Некоторые черты номадизма характеризовали и набоковское поведение, а именно его солиптическую посторонность (аутсайдерство – оставаться вне партий, политики, групп и клубов[95]
), отраженное и в подчеркнутом индивидуализме его героев, и в его уникальности в художественном плане. Ускользание от систем и противостояние категориям – общая отличительная черта многих набоковских фигур. Нехожеными тропинкам сам автор добирается до собственного романного голоса, насыщенных визуально-словесных структур и тропов.Номадизм Набокова отмечается и биографическими фактами. Стремление к непроходимым местам с детства захватило воображение Набокова, который в семейных имениях отправлялся в походы к дальнему болоту, названному Америкой, и в тайные ночные экскурсии, в одинокие походы за бабочками ранним утром (об этих приключениях дается отчет в мемуарах «Speak, Memory»). Европейские семейные поездки детских лет прихотью истории перелились в процесс, а затем в состояние эмиграции, где все имения и имущество, оставленные дома, превратились в нечто виртуальное и имагинарное: «intangible property, unreal estate» [Nabokov 1989a: 40]. Четырежды менявший страну жительства, а место жительства – несчетное число, Набоков почти никогда не имел недвижимости (редким исключением был участок под Берлином и домик в США, оба ненадолго). Потеря родного дома, имений и родины вообще, переселение между квартирами, городами и континентами, охота за бабочками в горах и по пустыням мира, охота за заработком по университетам – все это располагало его к тому, чтобы выработать особое отношение к чередованию мест и предметному миру. К перемене и разнообразию времени же он приобщился через культуру, в усвоенной в раннем детстве страсти к чтению.

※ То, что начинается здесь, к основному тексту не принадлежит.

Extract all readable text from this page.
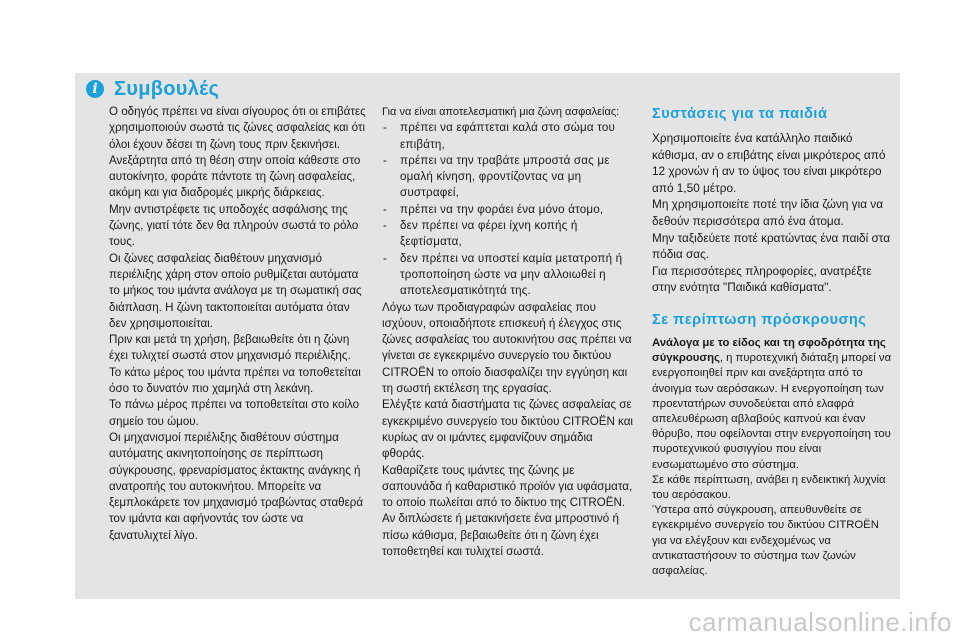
i Συμβουλές

Ο οδηγός πρέπει να είναι σίγουρος ότι οι επιβάτες χρησιμοποιούν σωστά τις ζώνες ασφαλείας και ότι όλοι έχουν δέσει τη ζώνη τους πριν ξεκινήσει.

Ανεξάρτητα από τη θέση στην οποία κάθεστε στο αυτοκίνητο, φοράτε πάντοτε τη ζώνη ασφαλείας, ακόμη και για διαδρομές μικρής διάρκειας.

Μην αντιστρέφετε τις υποδοχές ασφάλισης της ζώνης, γιατί τότε δεν θα πληρούν σωστά το ρόλο τους.

Οι ζώνες ασφαλείας διαθέτουν μηχανισμό περιέλιξης χάρη στον οποίο ρυθμίζεται αυτόματα το μήκος του ιμάντα ανάλογα με τη σωματική σας διάπλαση. Η ζώνη τακτοποιείται αυτόματα όταν δεν χρησιμοποιείται.

Πριν και μετά τη χρήση, βεβαιωθείτε ότι η ζώνη έχει τυλιχτεί σωστά στον μηχανισμό περιέλιξης.

Το κάτω μέρος του ιμάντα πρέπει να τοποθετείται όσο το δυνατόν πιο χαμηλά στη λεκάνη.

Το πάνω μέρος πρέπει να τοποθετείται στο κοίλο σημείο του ώμου.

Οι μηχανισμοί περιέλιξης διαθέτουν σύστημα αυτόματης ακινητοποίησης σε περίπτωση σύγκρουσης, φρεναρίσματος έκτακτης ανάγκης ή ανατροπής του αυτοκινήτου. Μπορείτε να ξεμπλοκάρετε τον μηχανισμό τραβώντας σταθερά τον ιμάντα και αφήνοντάς τον ώστε να ξανατυλιχτεί λίγο.

Για να είναι αποτελεσματική μια ζώνη ασφαλείας:

- πρέπει να εφάπτεται καλά στο σώμα του επιβάτη,
- πρέπει να την τραβάτε μπροστά σας με ομαλή κίνηση, φροντίζοντας να μη συστραφεί,
- πρέπει να την φοράει ένα μόνο άτομο,
- δεν πρέπει να φέρει ίχνη κοπής ή ξεφτίσματα,
- δεν πρέπει να υποστεί καμία μετατροπή ή τροποποίηση ώστε να μην αλλοιωθεί η αποτελεσματικότητά της.

Λόγω των προδιαγραφών ασφαλείας που ισχύουν, οποιαδήποτε επισκευή ή έλεγχος στις ζώνες ασφαλείας του αυτοκινήτου σας πρέπει να γίνεται σε εγκεκριμένο συνεργείο του δικτύου CITROËN το οποίο διασφαλίζει την εγγύηση και τη σωστή εκτέλεση της εργασίας.

Ελέγξτε κατά διαστήματα τις ζώνες ασφαλείας σε εγκεκριμένο συνεργείο του δικτύου CITROËN και κυρίως αν οι ιμάντες εμφανίζουν σημάδια φθοράς.

Καθαρίζετε τους ιμάντες της ζώνης με σαπουνάδα ή καθαριστικό προϊόν για υφάσματα, το οποίο πωλείται από το δίκτυο της CITROËN.

Αν διπλώσετε ή μετακινήσετε ένα μπροστινό ή πίσω κάθισμα, βεβαιωθείτε ότι η ζώνη έχει τοποθετηθεί και τυλιχτεί σωστά.

Συστάσεις για τα παιδιά

Χρησιμοποιείτε ένα κατάλληλο παιδικό κάθισμα, αν ο επιβάτης είναι μικρότερος από 12 χρονών ή αν το ύψος του είναι μικρότερο από 1,50 μέτρο.

Μη χρησιμοποιείτε ποτέ την ίδια ζώνη για να δεθούν περισσότερα από ένα άτομα.

Μην ταξιδεύετε ποτέ κρατώντας ένα παιδί στα πόδια σας.

Για περισσότερες πληροφορίες, ανατρέξτε στην ενότητα "Παιδικά καθίσματα".

Σε περίπτωση πρόσκρουσης

Ανάλογα με το είδος και τη σφοδρότητα της σύγκρουσης, η πυροτεχνική διάταξη μπορεί να ενεργοποιηθεί πριν και ανεξάρτητα από το άνοιγμα των αερόσακων. Η ενεργοποίηση των προεντατήρων συνοδεύεται από ελαφρά απελευθέρωση αβλαβούς καπνού και έναν θόρυβο, που οφείλονται στην ενεργοποίηση του πυροτεχνικού φυσιγγίου που είναι ενσωματωμένο στο σύστημα.

Σε κάθε περίπτωση, ανάβει η ενδεικτική λυχνία του αερόσακου.

Ύστερα από σύγκρουση, απευθυνθείτε σε εγκεκριμένο συνεργείο του δικτύου CITROËN για να ελέγξουν και ενδεχομένως να αντικαταστήσουν το σύστημα των ζωνών ασφαλείας.

carmanualsonline.info
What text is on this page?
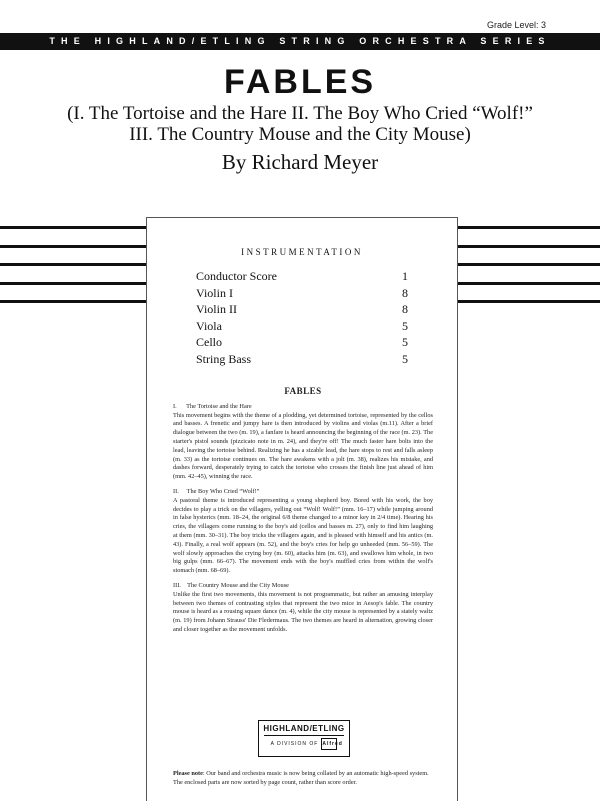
Grade Level: 3
THE HIGHLAND/ETLING STRING ORCHESTRA SERIES
FABLES
(I. The Tortoise and the Hare II. The Boy Who Cried “Wolf!”
III. The Country Mouse and the City Mouse)
By Richard Meyer
INSTRUMENTATION
Conductor Score	1
Violin I	8
Violin II	8
Viola	5
Cello	5
String Bass	5
FABLES
I.      The Tortoise and the Hare

This movement begins with the theme of a plodding, yet determined tortoise, represented by the cellos and basses. A frenetic and jumpy hare is then introduced by violins and violas (m.11). After a brief dialogue between the two (m. 19), a fanfare is heard announcing the beginning of the race (m. 23). The starter's pistol sounds (pizzicato note in m. 24), and they're off! The much faster hare bolts into the lead, leaving the tortoise behind. Realizing he has a sizable lead, the hare stops to rest and falls asleep (m. 33) as the tortoise continues on. The hare awakens with a jolt (m. 38), realizes his mistake, and dashes forward, desperately trying to catch the tortoise who crosses the finish line just ahead of him (mm. 42–45), winning the race.

II.     The Boy Who Cried “Wolf!”

A pastoral theme is introduced representing a young shepherd boy. Bored with his work, the boy decides to play a trick on the villagers, yelling out “Wolf! Wolf!” (mm. 16–17) while jumping around in false hysterics (mm. 18–24, the original 6/8 theme changed to a minor key in 2/4 time). Hearing his cries, the villagers come running to the boy's aid (cellos and basses m. 27), only to find him laughing at them (mm. 30–31). The boy tricks the villagers again, and is pleased with himself and his antics (m. 43). Finally, a real wolf appears (m. 52), and the boy's cries for help go unheeded (mm. 56–59). The wolf slowly approaches the crying boy (m. 60), attacks him (m. 63), and swallows him whole, in two big gulps (mm. 66–67). The movement ends with the boy's muffled cries from within the wolf's stomach (mm. 68–69).

III.    The Country Mouse and the City Mouse

Unlike the first two movements, this movement is not programmatic, but rather an amusing interplay between two themes of contrasting styles that represent the two mice in Aesop's fable. The country mouse is heard as a rousing square dance (m. 4), while the city mouse is represented by a stately waltz (m. 19) from Johann Strauss' Die Fledermaus. The two themes are heard in alternation, growing closer and closer together as the movement unfolds.

HIGHLAND/ETLING
A DIVISION OF Alfred
Please note: Our band and orchestra music is now being collated by an automatic high-speed system. The enclosed parts are now sorted by page count, rather than score order.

Особой формой социального номадизма можно рассматривать англофильство семьи, проявившееся уже в личности Владимира Дмитриевича Набокова: в его стремлении к аристократизму мысли и либеральным политическим взглядам, в противостоянии деспотизму с позиций морали; в самоидентификации и поведении, в его склонности к дендизму (см. главу «Liber libidonis, ad liberiora…»). Происхождение (европейская родословная) и воспитание Набокова одинаково располагали его к космополитизму. Философия пути и перемещения Набокова-эмигранта взаимосвязаны с его концепцией жизненного пути, который проходят и его герои-космополиты, склонные к бродяжничеству и внезапной перемене мест, включая многочисленные нереальные местности, порожденные фантазией.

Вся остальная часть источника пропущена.